7. Each consumer group has its own coordinator. There is one dedicated broker that acts as the "Group Coordinator" for a specific consumer group. A single Kafka cluster will have multiple group coordinators running simultaneously, each managing a different consumer group.
i. Managing Membership:Tracking which consumers are part of the group via a heartbeat mechanism. If a consumer fails to send heartbeats, the coordinator marks it as inactive.
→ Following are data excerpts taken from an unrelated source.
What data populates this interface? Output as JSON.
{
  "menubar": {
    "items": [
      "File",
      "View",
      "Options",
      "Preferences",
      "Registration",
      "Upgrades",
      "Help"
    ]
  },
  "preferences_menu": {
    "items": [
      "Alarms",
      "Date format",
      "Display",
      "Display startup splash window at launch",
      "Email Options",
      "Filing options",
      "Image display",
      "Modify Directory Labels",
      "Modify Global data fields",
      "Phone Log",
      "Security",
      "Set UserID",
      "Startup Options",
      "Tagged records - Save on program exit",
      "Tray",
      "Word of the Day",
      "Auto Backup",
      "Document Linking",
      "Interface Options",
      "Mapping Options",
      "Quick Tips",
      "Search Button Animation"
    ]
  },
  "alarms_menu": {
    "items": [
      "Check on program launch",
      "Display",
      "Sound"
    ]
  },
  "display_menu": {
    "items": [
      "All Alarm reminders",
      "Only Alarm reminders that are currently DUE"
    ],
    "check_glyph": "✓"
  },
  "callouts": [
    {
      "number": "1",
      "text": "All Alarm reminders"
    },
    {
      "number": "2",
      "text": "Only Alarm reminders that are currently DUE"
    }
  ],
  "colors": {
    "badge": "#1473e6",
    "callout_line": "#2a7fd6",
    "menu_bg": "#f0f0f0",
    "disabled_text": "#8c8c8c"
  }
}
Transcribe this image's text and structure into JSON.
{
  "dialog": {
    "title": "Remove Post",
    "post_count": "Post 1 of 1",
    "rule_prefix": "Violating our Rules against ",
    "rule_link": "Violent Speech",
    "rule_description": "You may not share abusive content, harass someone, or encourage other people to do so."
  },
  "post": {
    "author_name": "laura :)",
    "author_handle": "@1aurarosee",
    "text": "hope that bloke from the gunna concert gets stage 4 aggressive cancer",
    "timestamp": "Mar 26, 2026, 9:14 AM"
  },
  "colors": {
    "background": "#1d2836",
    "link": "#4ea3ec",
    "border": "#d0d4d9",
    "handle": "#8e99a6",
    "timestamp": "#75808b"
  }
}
ii: Triggering Rebalances: Initiating a rebalance when consumers join or leave the group, or fail. This process reassigns partitions to the active consumers in the group to ensure an even workload distribution.
iii:Tracking Offsets: Receiving and persisting committed offsets from consumers to the __consumer_offsets topic, which allows consumers to resume consumption from where they left off after a crash or restart.
8. The leader of each partition tracks the ISR List by computing the lag of each replica from itself.
# Zookeeeper
Add more details here
It Provides Key Value Store and is used for distributed config store.
### Zookeeper Nodes:
1. Persistence Znode: These are znodes that continue to function even after the client who created them has been disconnected. Unless otherwise specified, all znodes are persistent by default.
2. Ephemeral Znode: Ephemeral znodes are only active while the client is still alive. When the client who produced them disconnects from the ZooKeeper ensemble, the ephemeral Znodes are automatically removed. They have a significant part in the election of the leader.
## Elastic Search vs Clickhouse
1. Clickhouse is a SQL columnar database optimized for high-speed analytical queries OLAP. ElasticSearch is a NOSQL search engine for full-text search and real-time analytics on document data.
2. CH is better for aggregation while ES for Full Text Search.
3. ES uses Inverted Indexes for searching and CH workds on Columnar search.
4. CH supports compression.
5. ES used more disk storage.
6. ES supports Fuzzy Search using Edit Distance formulaes.
7. ES also supports ranking algo, like BM25.